Eventually, yes, it turns out that Braxton from even further in the future is behind the temporal bomb on Voyager. (Incidentally, we do get to see the time-bomb’s effects, and while it leads to a weirdly unconvincing ship explosion effect, the writing around the sequence is entertaining; it involves different areas of the ship being out of temporal phase with one another.) Seven eventually stops him with Janeway’s help — though it’s actually present-Seven rather than the second past-Seven-taken-into-the-future; is this the first time in Star Trek where a character has met their own future/past version? — and Janeway seems a bit nonplussed by the whole thing. She appears understandably annoyed when the Relativity‘s first officer chides her to stop meddling in time, since both this incident and “Future’s End” were initiated by Braxton showing up out of nowhere to destroy the ship.
There’s one somewhat unsettling element about this episode, in that — like “Future’s End” — the whole thing amounts to a self-contained time paradox.
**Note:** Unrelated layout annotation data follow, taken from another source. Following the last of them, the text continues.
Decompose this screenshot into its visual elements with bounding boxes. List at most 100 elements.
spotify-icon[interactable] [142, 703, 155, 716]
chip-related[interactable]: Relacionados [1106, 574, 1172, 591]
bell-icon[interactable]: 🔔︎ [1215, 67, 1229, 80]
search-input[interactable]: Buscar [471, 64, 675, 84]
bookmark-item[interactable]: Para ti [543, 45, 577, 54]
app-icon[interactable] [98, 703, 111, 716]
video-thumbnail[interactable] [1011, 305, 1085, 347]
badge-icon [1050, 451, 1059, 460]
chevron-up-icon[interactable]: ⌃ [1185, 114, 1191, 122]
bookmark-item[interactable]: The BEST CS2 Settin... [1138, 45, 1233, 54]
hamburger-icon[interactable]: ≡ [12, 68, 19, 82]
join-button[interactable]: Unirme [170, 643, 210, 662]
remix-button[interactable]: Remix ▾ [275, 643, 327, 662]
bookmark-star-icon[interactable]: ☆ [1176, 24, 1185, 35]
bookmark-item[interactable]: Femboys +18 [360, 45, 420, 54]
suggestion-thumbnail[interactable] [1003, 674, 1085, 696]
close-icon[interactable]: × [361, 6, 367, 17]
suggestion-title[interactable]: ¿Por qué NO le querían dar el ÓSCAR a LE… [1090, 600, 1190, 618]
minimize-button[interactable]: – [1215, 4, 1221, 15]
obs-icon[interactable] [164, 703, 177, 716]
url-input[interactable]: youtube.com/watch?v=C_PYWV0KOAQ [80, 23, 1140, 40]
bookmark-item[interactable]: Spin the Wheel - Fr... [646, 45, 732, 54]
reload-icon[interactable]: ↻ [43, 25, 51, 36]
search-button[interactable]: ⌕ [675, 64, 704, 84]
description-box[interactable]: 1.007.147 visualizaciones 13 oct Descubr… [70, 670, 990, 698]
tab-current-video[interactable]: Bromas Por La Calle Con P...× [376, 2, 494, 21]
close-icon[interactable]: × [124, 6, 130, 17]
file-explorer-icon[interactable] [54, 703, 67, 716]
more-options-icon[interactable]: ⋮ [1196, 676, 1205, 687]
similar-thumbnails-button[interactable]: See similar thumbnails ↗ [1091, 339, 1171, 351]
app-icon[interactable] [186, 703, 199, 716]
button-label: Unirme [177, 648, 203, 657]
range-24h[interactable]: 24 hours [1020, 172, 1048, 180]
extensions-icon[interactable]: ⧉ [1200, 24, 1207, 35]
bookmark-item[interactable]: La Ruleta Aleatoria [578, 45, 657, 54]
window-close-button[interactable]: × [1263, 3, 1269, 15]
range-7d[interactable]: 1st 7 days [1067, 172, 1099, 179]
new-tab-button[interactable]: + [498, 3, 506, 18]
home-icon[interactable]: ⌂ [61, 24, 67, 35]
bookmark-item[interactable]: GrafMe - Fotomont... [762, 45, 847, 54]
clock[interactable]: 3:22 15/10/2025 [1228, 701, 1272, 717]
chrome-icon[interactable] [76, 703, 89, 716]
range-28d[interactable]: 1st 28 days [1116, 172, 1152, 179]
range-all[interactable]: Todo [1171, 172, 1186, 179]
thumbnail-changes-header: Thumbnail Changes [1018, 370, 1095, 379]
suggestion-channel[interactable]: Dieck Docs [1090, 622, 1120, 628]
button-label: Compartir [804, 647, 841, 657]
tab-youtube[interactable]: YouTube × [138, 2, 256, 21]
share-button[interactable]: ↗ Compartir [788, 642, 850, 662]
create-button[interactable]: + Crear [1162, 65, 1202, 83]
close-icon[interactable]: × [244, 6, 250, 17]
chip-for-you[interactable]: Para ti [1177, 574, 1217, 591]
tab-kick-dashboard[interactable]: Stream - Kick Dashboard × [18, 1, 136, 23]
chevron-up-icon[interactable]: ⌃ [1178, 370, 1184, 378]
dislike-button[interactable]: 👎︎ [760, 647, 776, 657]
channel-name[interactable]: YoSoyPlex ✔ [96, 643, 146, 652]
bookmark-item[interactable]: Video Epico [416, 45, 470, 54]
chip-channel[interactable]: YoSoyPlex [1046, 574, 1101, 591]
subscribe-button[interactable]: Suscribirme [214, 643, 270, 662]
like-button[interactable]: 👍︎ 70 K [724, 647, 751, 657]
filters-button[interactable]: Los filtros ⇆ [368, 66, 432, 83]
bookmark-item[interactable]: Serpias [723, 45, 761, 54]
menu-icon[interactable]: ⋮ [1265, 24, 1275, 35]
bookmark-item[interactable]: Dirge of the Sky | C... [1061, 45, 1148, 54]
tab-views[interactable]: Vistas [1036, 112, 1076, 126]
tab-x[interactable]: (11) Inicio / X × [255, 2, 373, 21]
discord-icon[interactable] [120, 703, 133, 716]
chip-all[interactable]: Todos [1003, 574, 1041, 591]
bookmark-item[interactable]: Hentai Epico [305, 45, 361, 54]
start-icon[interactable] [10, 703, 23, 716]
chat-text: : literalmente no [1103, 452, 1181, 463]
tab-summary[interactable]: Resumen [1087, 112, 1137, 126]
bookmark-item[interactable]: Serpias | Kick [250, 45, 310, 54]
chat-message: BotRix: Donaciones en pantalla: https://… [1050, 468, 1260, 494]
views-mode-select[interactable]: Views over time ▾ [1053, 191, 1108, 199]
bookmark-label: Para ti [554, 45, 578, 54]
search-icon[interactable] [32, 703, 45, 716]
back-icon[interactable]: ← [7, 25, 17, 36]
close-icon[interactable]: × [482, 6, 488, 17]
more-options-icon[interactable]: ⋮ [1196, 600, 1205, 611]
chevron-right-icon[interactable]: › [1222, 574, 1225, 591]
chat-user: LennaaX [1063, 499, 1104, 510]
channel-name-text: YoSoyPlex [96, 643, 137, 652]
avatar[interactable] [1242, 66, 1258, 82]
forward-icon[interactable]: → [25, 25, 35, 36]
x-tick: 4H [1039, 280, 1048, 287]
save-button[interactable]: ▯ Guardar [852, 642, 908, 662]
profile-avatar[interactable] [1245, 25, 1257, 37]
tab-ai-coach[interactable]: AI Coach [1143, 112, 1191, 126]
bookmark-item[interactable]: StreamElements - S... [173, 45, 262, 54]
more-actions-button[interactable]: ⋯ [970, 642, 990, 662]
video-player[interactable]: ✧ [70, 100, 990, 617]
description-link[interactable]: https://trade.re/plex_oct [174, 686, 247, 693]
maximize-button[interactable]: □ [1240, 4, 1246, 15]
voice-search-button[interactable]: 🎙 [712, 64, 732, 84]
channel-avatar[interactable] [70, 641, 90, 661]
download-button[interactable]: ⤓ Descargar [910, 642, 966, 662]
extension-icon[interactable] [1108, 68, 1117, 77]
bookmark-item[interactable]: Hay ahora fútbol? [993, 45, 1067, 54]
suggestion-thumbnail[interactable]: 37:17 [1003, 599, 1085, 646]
Braxton came back to destroy Voyager in the first place because the ship was going to be part of a temporal disruption… which it was, but only because of Braxton’s actions. Likewise, future-Braxton wanted to sabotage Voyager for Janeway’s role in his being busted down the ranks from captain after working on Relativity… which only happens here because of his attempts to sabotage Voyager. Captain Braxton seems completely oblivious to his own future actions, understandably, and we see him here earnestly leading the mission to find the saboteur… who was himself… but would never have sabotaged the ship if he hadn’t decided in the future to sabotage the ship and catch himself? Causality loops are nothing new for time-travel tales, but what I found mildly alarming was the Minority Report-ish outcome: As soon as it comes to light that future-future-Braxton will become a saboteur, much to present-future-Braxton’s surprise, his first officer tosses him in the brig. That’s a bit too close to zero-tolerance on the sliding scale of justice for my liking. Maybe the Federation is bad, actually.
Anyway, despite some minor quibbles, I really enjoyed this one. It’s a nice, self-contained time travel story that also does a good job of touching back on several points in Voyager‘s past. Quality fare.
(Also, as with Deanna Troi, every time I see Seven in a standard crew uniform, I get a little more annoyed about the slinky costumes they made her wear the rest of the time.)